Pencarian dilanjutkan hingga akhirnya korban ditemukan sekitar pukul 19.00 WIB di kawasan perbukitan Padukuhan Kedung dalam keadaan sudah meninggal dunia.
Hasil pemeriksaan tim kesehatan Puskesmas Rongkop mencatat, korban memiliki tinggi badan 157 cm dengan kondisi sekujur tubuh menghitam akibat terbakar. Terdapat luka pada bagian wajah, pipi kanan, telinga, lutut kiri, serta leher bagian belakang. Bagian punggung juga terlihat gosong dan kulit mengelupas. Selain itu diketahui korban memiliki riwayat penyakit diabetes.

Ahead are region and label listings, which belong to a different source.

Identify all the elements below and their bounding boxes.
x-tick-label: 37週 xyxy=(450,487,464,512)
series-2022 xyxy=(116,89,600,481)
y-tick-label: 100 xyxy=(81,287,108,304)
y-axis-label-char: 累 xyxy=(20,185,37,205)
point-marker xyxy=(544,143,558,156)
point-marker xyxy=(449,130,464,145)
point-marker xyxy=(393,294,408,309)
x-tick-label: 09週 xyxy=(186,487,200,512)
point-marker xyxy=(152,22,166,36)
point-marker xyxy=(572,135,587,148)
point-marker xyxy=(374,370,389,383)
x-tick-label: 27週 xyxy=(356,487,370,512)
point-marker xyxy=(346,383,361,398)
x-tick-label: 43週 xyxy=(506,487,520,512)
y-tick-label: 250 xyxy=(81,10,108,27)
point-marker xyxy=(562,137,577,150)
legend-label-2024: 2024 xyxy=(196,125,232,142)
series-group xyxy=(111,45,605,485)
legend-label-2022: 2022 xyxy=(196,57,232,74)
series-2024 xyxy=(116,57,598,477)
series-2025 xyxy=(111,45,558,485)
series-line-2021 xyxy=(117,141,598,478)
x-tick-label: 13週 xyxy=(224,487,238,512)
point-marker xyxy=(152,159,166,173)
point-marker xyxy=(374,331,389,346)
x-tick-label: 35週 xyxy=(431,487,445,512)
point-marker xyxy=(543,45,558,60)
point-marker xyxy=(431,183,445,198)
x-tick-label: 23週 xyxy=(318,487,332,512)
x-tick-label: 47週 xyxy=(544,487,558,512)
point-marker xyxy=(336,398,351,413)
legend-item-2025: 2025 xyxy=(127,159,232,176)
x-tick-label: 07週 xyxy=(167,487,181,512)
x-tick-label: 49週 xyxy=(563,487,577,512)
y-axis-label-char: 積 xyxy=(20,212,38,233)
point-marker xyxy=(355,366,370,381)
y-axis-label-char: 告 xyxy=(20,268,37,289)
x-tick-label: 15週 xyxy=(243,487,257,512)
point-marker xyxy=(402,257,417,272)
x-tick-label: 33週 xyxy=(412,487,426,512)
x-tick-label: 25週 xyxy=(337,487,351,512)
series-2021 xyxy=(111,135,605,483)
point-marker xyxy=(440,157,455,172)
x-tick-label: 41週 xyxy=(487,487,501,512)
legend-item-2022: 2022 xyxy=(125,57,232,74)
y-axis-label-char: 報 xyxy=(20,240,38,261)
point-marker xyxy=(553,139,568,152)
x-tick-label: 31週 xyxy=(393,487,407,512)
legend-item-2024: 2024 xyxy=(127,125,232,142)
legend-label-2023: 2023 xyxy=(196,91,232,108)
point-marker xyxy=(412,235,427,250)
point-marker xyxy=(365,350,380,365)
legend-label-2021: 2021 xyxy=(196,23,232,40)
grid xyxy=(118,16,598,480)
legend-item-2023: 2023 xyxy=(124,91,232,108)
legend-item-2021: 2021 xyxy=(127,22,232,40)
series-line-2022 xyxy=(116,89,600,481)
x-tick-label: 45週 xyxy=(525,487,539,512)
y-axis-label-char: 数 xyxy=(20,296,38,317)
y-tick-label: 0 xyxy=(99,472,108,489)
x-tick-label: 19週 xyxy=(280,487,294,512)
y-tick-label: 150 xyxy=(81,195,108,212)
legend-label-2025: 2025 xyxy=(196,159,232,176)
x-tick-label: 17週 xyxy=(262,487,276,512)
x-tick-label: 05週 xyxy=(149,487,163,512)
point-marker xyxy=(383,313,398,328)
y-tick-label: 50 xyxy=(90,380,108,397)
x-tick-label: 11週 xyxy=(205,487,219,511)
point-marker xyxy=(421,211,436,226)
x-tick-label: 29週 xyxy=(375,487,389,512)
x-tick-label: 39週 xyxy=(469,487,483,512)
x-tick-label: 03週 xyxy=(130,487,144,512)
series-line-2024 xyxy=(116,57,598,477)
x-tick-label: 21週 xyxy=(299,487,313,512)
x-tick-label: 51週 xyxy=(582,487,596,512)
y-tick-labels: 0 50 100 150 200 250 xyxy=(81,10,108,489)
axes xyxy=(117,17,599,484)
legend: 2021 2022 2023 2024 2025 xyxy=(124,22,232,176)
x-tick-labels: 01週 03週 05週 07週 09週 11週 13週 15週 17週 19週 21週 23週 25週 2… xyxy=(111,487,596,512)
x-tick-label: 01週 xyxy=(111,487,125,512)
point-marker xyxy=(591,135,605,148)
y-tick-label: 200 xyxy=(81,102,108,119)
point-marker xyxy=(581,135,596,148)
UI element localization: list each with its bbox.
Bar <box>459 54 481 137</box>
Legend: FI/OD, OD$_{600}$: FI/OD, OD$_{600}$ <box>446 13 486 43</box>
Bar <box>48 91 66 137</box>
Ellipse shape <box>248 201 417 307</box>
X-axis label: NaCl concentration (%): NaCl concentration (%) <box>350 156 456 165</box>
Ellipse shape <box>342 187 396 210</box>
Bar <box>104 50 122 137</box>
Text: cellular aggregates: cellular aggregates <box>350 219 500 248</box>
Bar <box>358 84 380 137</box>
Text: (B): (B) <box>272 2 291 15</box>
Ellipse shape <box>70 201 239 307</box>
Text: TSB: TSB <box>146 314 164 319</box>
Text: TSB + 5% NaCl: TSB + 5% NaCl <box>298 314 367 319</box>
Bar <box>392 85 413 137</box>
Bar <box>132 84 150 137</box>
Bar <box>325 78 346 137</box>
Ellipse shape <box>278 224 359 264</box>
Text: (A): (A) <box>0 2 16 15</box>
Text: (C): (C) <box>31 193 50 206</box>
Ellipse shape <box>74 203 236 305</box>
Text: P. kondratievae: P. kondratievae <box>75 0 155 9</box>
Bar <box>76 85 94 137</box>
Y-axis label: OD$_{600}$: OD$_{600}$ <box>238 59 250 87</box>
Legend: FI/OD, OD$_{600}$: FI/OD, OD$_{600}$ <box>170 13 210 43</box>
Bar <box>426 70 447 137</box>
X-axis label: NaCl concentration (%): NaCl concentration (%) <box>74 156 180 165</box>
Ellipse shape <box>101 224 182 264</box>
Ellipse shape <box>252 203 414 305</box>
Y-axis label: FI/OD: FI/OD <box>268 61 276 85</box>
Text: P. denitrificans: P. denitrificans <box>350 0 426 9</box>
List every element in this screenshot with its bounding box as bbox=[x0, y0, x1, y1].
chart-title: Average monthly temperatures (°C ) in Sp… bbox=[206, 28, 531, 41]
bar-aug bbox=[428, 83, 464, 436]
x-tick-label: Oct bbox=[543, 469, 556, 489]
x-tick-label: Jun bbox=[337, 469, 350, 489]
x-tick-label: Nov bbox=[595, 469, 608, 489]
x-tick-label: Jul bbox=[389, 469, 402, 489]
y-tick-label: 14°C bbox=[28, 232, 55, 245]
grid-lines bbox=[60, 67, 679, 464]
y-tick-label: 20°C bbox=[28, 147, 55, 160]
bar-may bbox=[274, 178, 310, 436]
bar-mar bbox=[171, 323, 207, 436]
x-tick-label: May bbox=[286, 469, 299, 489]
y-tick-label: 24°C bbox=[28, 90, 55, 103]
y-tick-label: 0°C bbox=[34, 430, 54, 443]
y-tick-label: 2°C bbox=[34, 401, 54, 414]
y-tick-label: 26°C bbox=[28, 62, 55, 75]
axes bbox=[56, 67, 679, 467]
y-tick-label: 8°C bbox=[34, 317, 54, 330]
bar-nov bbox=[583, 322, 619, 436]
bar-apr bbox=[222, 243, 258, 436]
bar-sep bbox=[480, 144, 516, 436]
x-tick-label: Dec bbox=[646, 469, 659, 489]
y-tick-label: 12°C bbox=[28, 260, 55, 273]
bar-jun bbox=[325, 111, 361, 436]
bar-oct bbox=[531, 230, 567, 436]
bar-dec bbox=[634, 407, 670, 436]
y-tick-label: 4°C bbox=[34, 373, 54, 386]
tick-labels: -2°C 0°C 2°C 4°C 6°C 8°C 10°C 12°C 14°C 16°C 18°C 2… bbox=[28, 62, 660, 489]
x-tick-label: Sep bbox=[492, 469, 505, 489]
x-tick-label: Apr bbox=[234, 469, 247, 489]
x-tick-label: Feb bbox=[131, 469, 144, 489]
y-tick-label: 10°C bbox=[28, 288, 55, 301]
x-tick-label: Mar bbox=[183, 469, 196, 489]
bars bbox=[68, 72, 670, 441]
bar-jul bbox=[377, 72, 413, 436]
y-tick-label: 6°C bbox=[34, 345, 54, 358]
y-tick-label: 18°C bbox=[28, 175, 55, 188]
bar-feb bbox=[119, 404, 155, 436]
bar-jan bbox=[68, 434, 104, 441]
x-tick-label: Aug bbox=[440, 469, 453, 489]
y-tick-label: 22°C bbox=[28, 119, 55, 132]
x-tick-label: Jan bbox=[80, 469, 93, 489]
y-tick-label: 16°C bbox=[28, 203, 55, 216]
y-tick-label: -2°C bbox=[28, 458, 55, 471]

Kapolsek Rongkop AKP Sartono, S.I.P membenarkan peristiwa tersebut dan menyampaikan kronologi sesuai keterangan saksi, termasuk keterangan dari anak korban, Ngatno (56). Setelah dilakukan pemeriksaan dan pendalaman oleh pihak kepolisian serta tim medis, jenazah kemudian diserahkan kepada keluarga untuk dimakamkan.
Kejadian ini menjadi peringatan penting bagi masyarakat, terutama di musim kemarau saat banyak material kering yang mudah terbakar. Masyarakat diimbau untuk lebih berhati-hati saat membakar sampah guna mencegah kebakaran yang dapat membahayakan nyawa dan lingkungan sekitar.